On May 1, 1901, William McKinley, the nation’s 25th president, became the first sitting president to visit New Orleans. Seen in this photograph by John Teunisson, McKinley is speaking from the Cabildo balcony to a welcoming crowd.
Upon re-election in 1900, McKinley, a popular Republican from Ohio and a Union army Civil War veteran, set out on a train tour of the South and Southwest. And according to newspaper reports, he was well received in the South.
Arriving in New Orleans on the afternoon of May 1, the president and his wife Ida began a dizzying 24 hours filled with banquets and parades. As the Daily Picayune noted in the style of the day: “Thousands upon thousands of throats yelled a welcome, handkerchiefs waved, hats were thrown in the air.”
The next morning, Governor William Heard and Mayor Paul Capdevielle gave the president a tour of the city that included a stop at the then uptown campus of Southern University, one of the city’s four colleges for Black students. University officials greeted him warmly along with, as the Daily Picayune reported, “a thousand children dressed in their best and gay with ribbons and summer dresses.” Southern University student Ernestine Theophile gave the president an eloquent welcome.
“The knowledge is old,” she said, “but the sublimest inspiration of the poet is blank despair from the point of the pen; that the sweetest melodies are those that have been heard only by the spirit ear of the musician; that the most beautiful pictures are those that have been seen only in the dreams of the artist. And so I know not how, in the words of men, to bid due welcome to our nation’s chief. You must read our welcome in our faces; you must know it by our numbers; you must feel it in our enthusiasm.”
From Southern, McKinley’s entourage moved on to the Cabildo where historian Alcee Fortier regaled the president with a long history of New Orleans. As cathedral bells rang, McKinley stepped to the balcony and spoke briefly to those below. From there, the president’s party embarked on a steamboat tour of the city’s riverfront. On return, they boarded carriages for a short ride to the train station. It was a moving scene for all present.

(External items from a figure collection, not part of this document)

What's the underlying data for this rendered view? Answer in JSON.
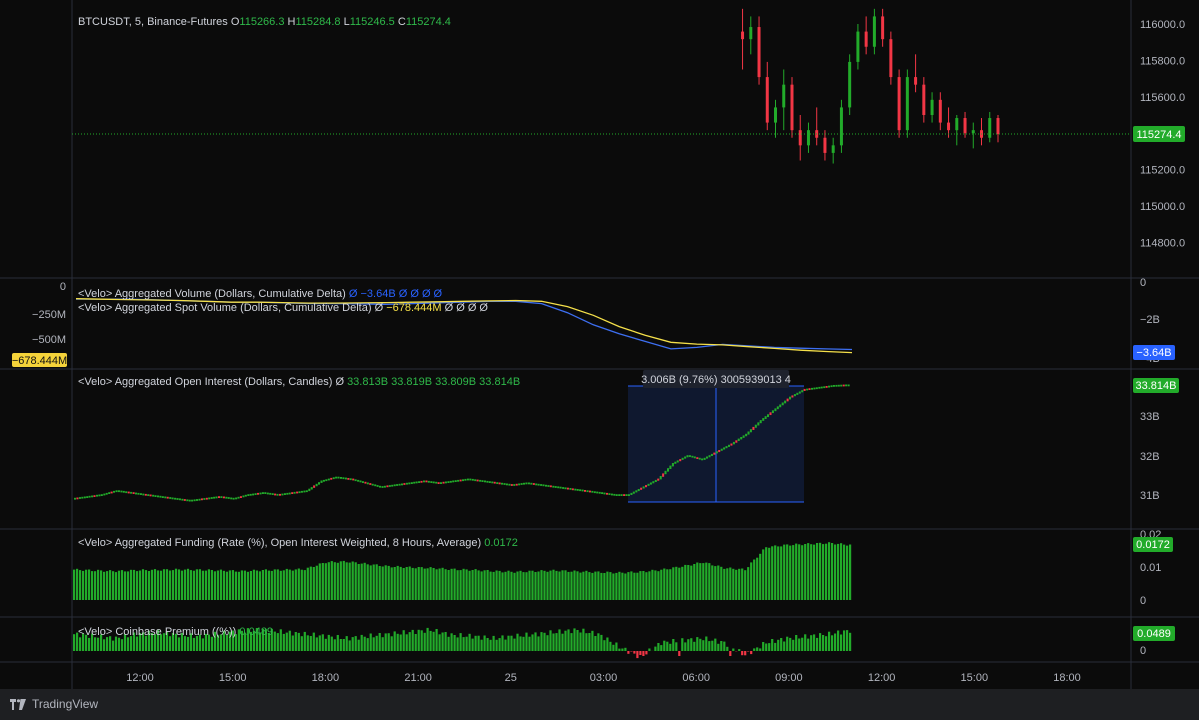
{
  "main": {
    "symbol_line": "BTCUSDT, 5, Binance-Futures",
    "ohlc": {
      "o_label": "O",
      "o": "115266.3",
      "h_label": "H",
      "h": "115284.8",
      "l_label": "L",
      "l": "115246.5",
      "c_label": "C",
      "c": "115274.4"
    },
    "price_ticks": [
      "116000.0",
      "115800.0",
      "115600.0",
      "115400.0",
      "115200.0",
      "115000.0",
      "114800.0"
    ],
    "last_price": "115274.4"
  },
  "delta_pane": {
    "legend1": "<Velo> Aggregated Volume (Dollars, Cumulative Delta)",
    "legend1_vals": "Ø −3.64B Ø Ø Ø Ø",
    "legend2": "<Velo> Aggregated Spot Volume (Dollars, Cumulative Delta)",
    "legend2_vals_prefix": "Ø",
    "legend2_value": "−678.444M",
    "legend2_vals_suffix": "Ø Ø Ø Ø",
    "left_ticks": [
      "0",
      "−250M",
      "−500M"
    ],
    "left_badge": "−678.444M",
    "right_ticks": [
      "0",
      "−2B",
      "−4B"
    ],
    "right_badge": "−3.64B"
  },
  "oi_pane": {
    "legend": "<Velo> Aggregated Open Interest (Dollars, Candles)",
    "legend_vals_prefix": "Ø",
    "legend_vals": "33.813B 33.819B 33.809B 33.814B",
    "ticks": [
      "33B",
      "32B",
      "31B"
    ],
    "badge": "33.814B",
    "measure_label": "3.006B (9.76%) 3005939013 4"
  },
  "funding_pane": {
    "legend": "<Velo> Aggregated Funding (Rate (%), Open Interest Weighted, 8 Hours, Average)",
    "legend_val": "0.0172",
    "ticks": [
      "0.02",
      "0.01",
      "0"
    ],
    "badge": "0.0172"
  },
  "premium_pane": {
    "legend": "<Velo> Coinbase Premium ((%))",
    "legend_val": "0.0489",
    "ticks": [
      "0"
    ],
    "badge": "0.0489"
  },
  "time_axis": [
    "12:00",
    "15:00",
    "18:00",
    "21:00",
    "25",
    "03:00",
    "06:00",
    "09:00",
    "12:00",
    "15:00",
    "18:00"
  ],
  "footer": {
    "brand": "TradingView"
  },
  "colors": {
    "bg": "#0b0b0b",
    "frame": "#1e1f22",
    "up": "#22ab2a",
    "down": "#f23645",
    "yellow": "#f5e04a",
    "blue": "#3d6ff2",
    "text": "#d1d4dc",
    "axis_text": "#b2b5be",
    "green_text": "#2fb94a"
  },
  "chart_data": [
    {
      "type": "candlestick",
      "title": "BTCUSDT, 5, Binance-Futures",
      "ylim": [
        114700,
        116100
      ],
      "x_time_labels": [
        "12:00",
        "15:00",
        "18:00",
        "21:00",
        "25",
        "03:00",
        "06:00",
        "09:00",
        "12:00",
        "15:00",
        "18:00"
      ],
      "candles_from": "07:30",
      "candles": [
        [
          115950,
          116100,
          115700,
          115900
        ],
        [
          115900,
          116050,
          115800,
          115980
        ],
        [
          115980,
          116050,
          115600,
          115650
        ],
        [
          115650,
          115750,
          115300,
          115350
        ],
        [
          115350,
          115500,
          115250,
          115450
        ],
        [
          115450,
          115700,
          115300,
          115600
        ],
        [
          115600,
          115650,
          115250,
          115300
        ],
        [
          115300,
          115400,
          115100,
          115200
        ],
        [
          115200,
          115350,
          115150,
          115300
        ],
        [
          115300,
          115450,
          115200,
          115250
        ],
        [
          115250,
          115300,
          115100,
          115150
        ],
        [
          115150,
          115250,
          115080,
          115200
        ],
        [
          115200,
          115500,
          115150,
          115450
        ],
        [
          115450,
          115800,
          115400,
          115750
        ],
        [
          115750,
          116000,
          115700,
          115950
        ],
        [
          115950,
          116050,
          115800,
          115850
        ],
        [
          115850,
          116100,
          115800,
          116050
        ],
        [
          116050,
          116100,
          115850,
          115900
        ],
        [
          115900,
          115950,
          115600,
          115650
        ],
        [
          115650,
          115700,
          115250,
          115300
        ],
        [
          115300,
          115700,
          115250,
          115650
        ],
        [
          115650,
          115800,
          115550,
          115600
        ],
        [
          115600,
          115650,
          115350,
          115400
        ],
        [
          115400,
          115550,
          115350,
          115500
        ],
        [
          115500,
          115550,
          115300,
          115350
        ],
        [
          115350,
          115450,
          115250,
          115300
        ],
        [
          115300,
          115400,
          115200,
          115380
        ],
        [
          115380,
          115420,
          115250,
          115280
        ],
        [
          115280,
          115350,
          115180,
          115300
        ],
        [
          115300,
          115380,
          115200,
          115250
        ],
        [
          115250,
          115420,
          115220,
          115380
        ],
        [
          115380,
          115400,
          115220,
          115274
        ]
      ],
      "last_price": 115274.4
    },
    {
      "type": "line",
      "title": "Aggregated Volume / Aggregated Spot Volume (Cumulative Delta)",
      "series": [
        {
          "name": "Aggregated Volume (Dollars, Cumulative Delta)",
          "axis": "right",
          "ylim": [
            -4.2,
            0.3
          ],
          "unit": "B",
          "values": [
            -0.3,
            -0.3,
            -0.3,
            -0.35,
            -0.4,
            -0.45,
            -0.5,
            -0.5,
            -0.55,
            -0.6,
            -0.6,
            -0.62,
            -0.65,
            -0.6,
            -0.55,
            -0.5,
            -0.45,
            -0.45,
            -0.6,
            -1.2,
            -2.0,
            -2.6,
            -3.1,
            -3.6,
            -3.5,
            -3.3,
            -3.4,
            -3.5,
            -3.55,
            -3.6,
            -3.64
          ]
        },
        {
          "name": "Aggregated Spot Volume (Dollars, Cumulative Delta)",
          "axis": "left",
          "ylim": [
            -740,
            40
          ],
          "unit": "M",
          "values": [
            -60,
            -65,
            -70,
            -75,
            -80,
            -90,
            -100,
            -100,
            -105,
            -110,
            -110,
            -108,
            -105,
            -100,
            -95,
            -90,
            -85,
            -80,
            -90,
            -150,
            -250,
            -380,
            -480,
            -560,
            -580,
            -590,
            -610,
            -630,
            -650,
            -665,
            -678.444
          ]
        }
      ]
    },
    {
      "type": "line",
      "title": "Aggregated Open Interest (Dollars, Candles)",
      "ylim": [
        30.55,
        34.2
      ],
      "unit": "B",
      "values": [
        30.9,
        30.95,
        31.0,
        31.1,
        31.05,
        31.0,
        30.95,
        30.9,
        30.85,
        30.9,
        30.95,
        30.9,
        31.0,
        31.05,
        31.0,
        31.05,
        31.1,
        31.35,
        31.45,
        31.4,
        31.3,
        31.2,
        31.25,
        31.3,
        31.35,
        31.3,
        31.35,
        31.4,
        31.35,
        31.3,
        31.25,
        31.3,
        31.25,
        31.2,
        31.15,
        31.1,
        31.05,
        31.0,
        31.0,
        31.2,
        31.4,
        31.8,
        32.0,
        31.9,
        32.1,
        32.3,
        32.55,
        32.9,
        33.2,
        33.5,
        33.7,
        33.75,
        33.8,
        33.814
      ],
      "last": 33.814,
      "measure": {
        "text": "3.006B (9.76%) 3005939013 4"
      }
    },
    {
      "type": "bar",
      "title": "Aggregated Funding (Rate (%), Open Interest Weighted, 8 Hours, Average)",
      "ylim": [
        -0.001,
        0.02
      ],
      "value_profile": [
        0.0095,
        0.0092,
        0.009,
        0.0093,
        0.0094,
        0.0095,
        0.0094,
        0.0092,
        0.009,
        0.0093,
        0.0094,
        0.0096,
        0.0118,
        0.012,
        0.0112,
        0.0105,
        0.0102,
        0.01,
        0.0096,
        0.0094,
        0.009,
        0.0088,
        0.009,
        0.0092,
        0.0089,
        0.0087,
        0.0085,
        0.0088,
        0.0094,
        0.0105,
        0.0118,
        0.01,
        0.0095,
        0.0165,
        0.0172,
        0.0175,
        0.0178,
        0.0172
      ],
      "last": 0.0172
    },
    {
      "type": "bar",
      "title": "Coinbase Premium ((%))",
      "ylim": [
        -0.02,
        0.065
      ],
      "value_profile": [
        0.04,
        0.035,
        0.03,
        0.04,
        0.045,
        0.038,
        0.035,
        0.042,
        0.048,
        0.05,
        0.045,
        0.04,
        0.035,
        0.03,
        0.035,
        0.04,
        0.045,
        0.05,
        0.038,
        0.035,
        0.03,
        0.035,
        0.04,
        0.045,
        0.05,
        0.04,
        0.01,
        -0.015,
        0.02,
        0.025,
        0.03,
        0.02,
        -0.01,
        0.02,
        0.03,
        0.035,
        0.04,
        0.0489
      ],
      "last": 0.0489
    }
  ]
}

Mrs. McKinley was so sick that the president had to lift her from the carriage and, with help from others, walk her to the train. A reporter noted “how pale, how weak” she appeared: “The populace of New Orleans, quick to understand and sympathetic to the core, appreciated every detail of that beautiful picture.”
As McKinley boarded the train, a woman cried out, “Mr. President, if you come to New Orleans often enough you will break up the solid south.” He responded, “We are all solid for the flag.”
The president’s railroad car then boarded a ferry to cross the river to join a waiting westward bound train.
Four months later, an anarchist shot McKinley. He died Sept. 14.